From the side of the central nervous system: very often - drowsiness, asthenic syndrome; often - amnesia, ataxia, convulsions, dizziness, headache, hyperkinesia, tremor, imbalance, decreased concentration, memory impairment, agitation, depression, emotional lability, moodiness, hostility / aggressiveness, insomnia, nervousness, irritability, personality disorders, impaired thinking; in some cases - paresthesia, behavioral disorders, anxiety, anxiety, confusion, hallucinations, irritability, psychotic disorders, suicide, attempted suicide and suicidal intentions.

From the side of the organ of vision: often - diplopia, violation of accommodation.

From the respiratory system: often - increased cough.

From the digestive system: often - abdominal pain, diarrhea, dyspepsia, nausea, vomiting, anorexia, weight gain; in some cases, pancreatitis, liver failure, hepatitis, changes in functional liver tests, weight loss.

Dermatological reactions: often - skin rash, eczema, itching; in some cases - alopecia (in some cases, restoration of the hairline was observed after drug withdrawal), Stevens-Johnson syndrome, erythema multiforme, toxic epidermal necrolysis.

From the hemopoietic system: in some cases - leukopenia, neutropenia, pancytopenia (in some cases with inhibition of bone marrow function), thrombocytopenia.

Other: in some cases - infections, nasopharyngitis, myalgia.

Levetiracetam does not interact with anticonvulsants (phenytoin, carbamazepine, valproic acid, phenobarbital, lamotrigine, gabapentin, and primidone).

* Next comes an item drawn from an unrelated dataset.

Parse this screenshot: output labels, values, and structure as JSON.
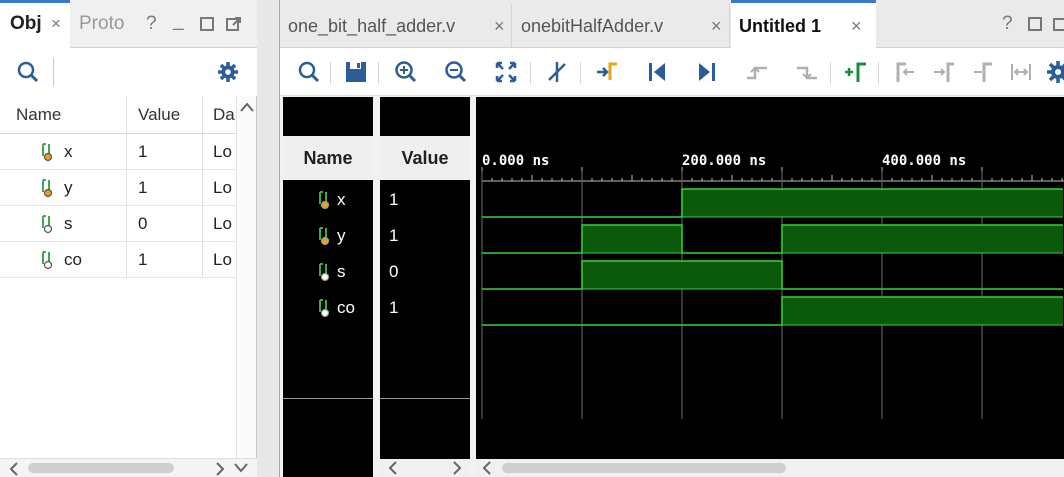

Levetiracetam in a daily dose of 1 g does not alter the pharmacokinetics of oral contraceptives (ethinyl estradiol and levonorgestrel).

Levetiracetam in a daily dose of 2 g does not alter the pharmacokinetics of warfarin and digoxin.

Digoxin, oral contraceptives and warfarin do not affect the pharmacokinetics of levetiracetam.

When combined with topiramate, the likelihood of developing anorexia is higher.

The absorption capacity of levetiracetam does not change under the influence of food, while the rate of absorption decreases slightly.

There are no data on the interaction of levetiracetam with alcohol.

The tablets should be taken orally with a sufficient amount of liquid, regardless of the meal. The daily dose is divided into 2 identical doses.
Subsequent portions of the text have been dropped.